Festival ini juga menjadi ruang edukasi dan dokumentasi. Tirta tengah merancang Encyclopedia Bakmi Nusantara, sebuah buku yang akan memetakan perjalanan bakmi dari Aceh hingga Papua. “Itu belum pernah ada. Jadi ini benar-benar satu kumpulan Bakmi-Bakmi Indonesia,” katanya.
Bandung dipilih bukan tanpa alasan. Tirta menyebut antusiasme warga Bandung luar biasa sejak pertama kali ia menggelar festival di kota ini pada 2023. “Waktu itu saya buat di Istana Plaza. Wah, antusiasmenya gila sekali,” kenangnya.
Dengan pendekatan yang inklusif dan tematik, Tirta Lie’s Bakmi Festival menjadi model ideal bagi pengembangan pasar kuliner berbasis UMKM. Festival ini membuktikan bahwa bakmi bukan sekadar makanan, tapi juga identitas dan kebanggaan budaya.

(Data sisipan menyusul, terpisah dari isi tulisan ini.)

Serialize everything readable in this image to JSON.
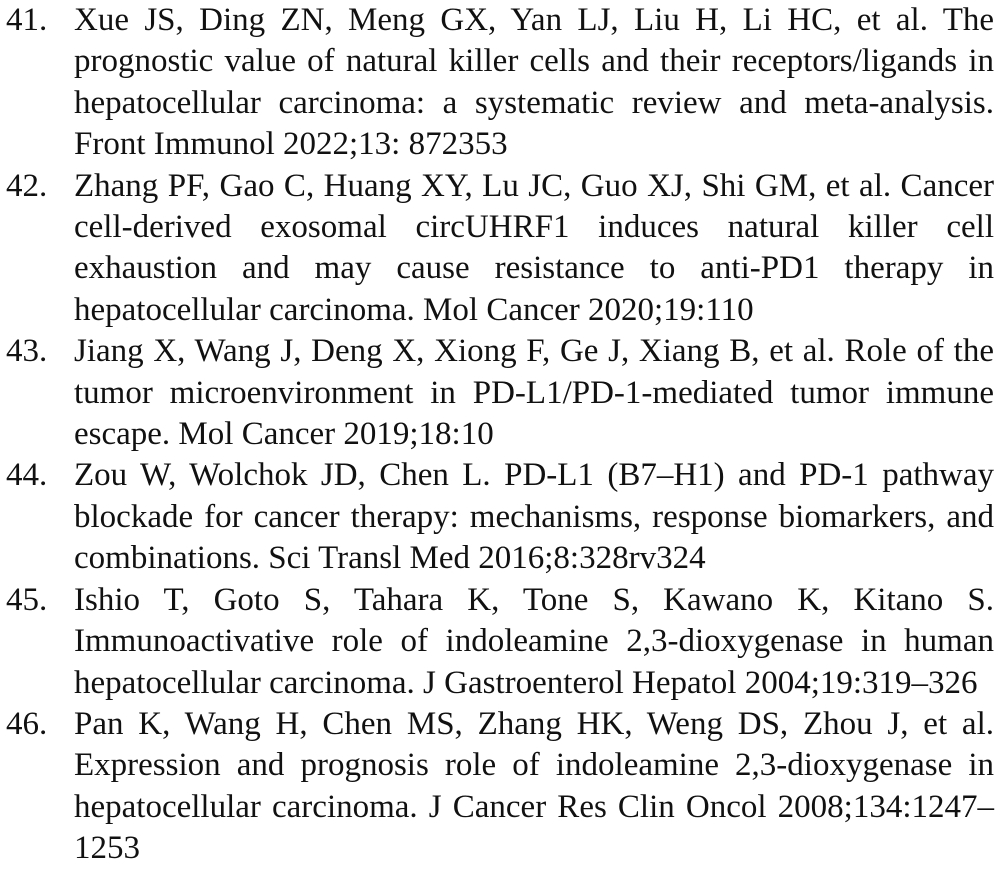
{
  "references": [
    {
      "number": "41.",
      "text": "Xue JS, Ding ZN, Meng GX, Yan LJ, Liu H, Li HC, et al. The prognostic value of natural killer cells and their receptors/ligands in hepatocellular carcinoma: a systematic review and meta-analysis. Front Immunol 2022;13: 872353"
    },
    {
      "number": "42.",
      "text": "Zhang PF, Gao C, Huang XY, Lu JC, Guo XJ, Shi GM, et al. Cancer cell-derived exosomal circUHRF1 induces natural killer cell exhaustion and may cause resistance to anti-PD1 therapy in hepatocellular carcinoma. Mol Cancer 2020;19:110"
    },
    {
      "number": "43.",
      "text": "Jiang X, Wang J, Deng X, Xiong F, Ge J, Xiang B, et al. Role of the tumor microenvironment in PD-L1/PD-1-mediated tumor immune escape. Mol Cancer 2019;18:10"
    },
    {
      "number": "44.",
      "text": "Zou W, Wolchok JD, Chen L. PD-L1 (B7–H1) and PD-1 pathway blockade for cancer therapy: mechanisms, response biomarkers, and combinations. Sci Transl Med 2016;8:328rv324"
    },
    {
      "number": "45.",
      "text": "Ishio T, Goto S, Tahara K, Tone S, Kawano K, Kitano S. Immunoactivative role of indoleamine 2,3-dioxygenase in human hepatocellular carcinoma. J Gastroenterol Hepatol 2004;19:319–326"
    },
    {
      "number": "46.",
      "text": "Pan K, Wang H, Chen MS, Zhang HK, Weng DS, Zhou J, et al. Expression and prognosis role of indoleamine 2,3-dioxygenase in hepatocellular carcinoma. J Cancer Res Clin Oncol 2008;134:1247–1253"
    }
  ]
}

Dukungan terhadap UMKM dan pelestarian kuliner lokal menjadi benang merah dari setiap penyelenggaraan festival. Tirta berharap ke depan lebih banyak daerah bisa terlibat, termasuk mie Aceh, mie Jambi, dan mie Palembang. “Kalau udah semuanya, wah lebih seru lagi tuh,” katanya.
Festival ini juga menjadi peluang strategis bagi Bandung untuk memperkuat posisinya sebagai pusat wisata kuliner nasional. Dengan dukungan infrastruktur dan antusiasme masyarakat, Bandung punya potensi besar menjadi kota bakmi Indonesia.
Pemerintah Kota Bandung melalui Dinas Koperasi dan UMKM telah mencanangkan program “Kuliner Juara” yang bertujuan mengangkat produk lokal ke panggung nasional. Festival seperti ini menjadi mitra strategis dalam mewujudkan visi tersebut.
Selain itu, data dari Kementerian Perdagangan menunjukkan bahwa sektor makanan dan minuman menyumbang lebih dari 38% terhadap total PDB industri pengolahan nonmigas pada 2024. Artinya, kuliner bukan hanya budaya, tapi juga motor ekonomi.
Dengan pendekatan kurasi yang ketat, pengalaman makan yang nyaman, dan dukungan terhadap UMKM, Tirta Lie’s Bakmi Festival bisa menjadi contoh bagaimana satu jenis makanan bisa menjadi gerakan sosial dan ekonomi.
“Saya ingin menjadikan festival ini sebagai percontohan pembauran yang jujur dan otentik. Karena Indonesia kaya banget untuk varian bakmi tuh dari Aceh sampai Papua, ada dan beda-beda," ujar Tirta.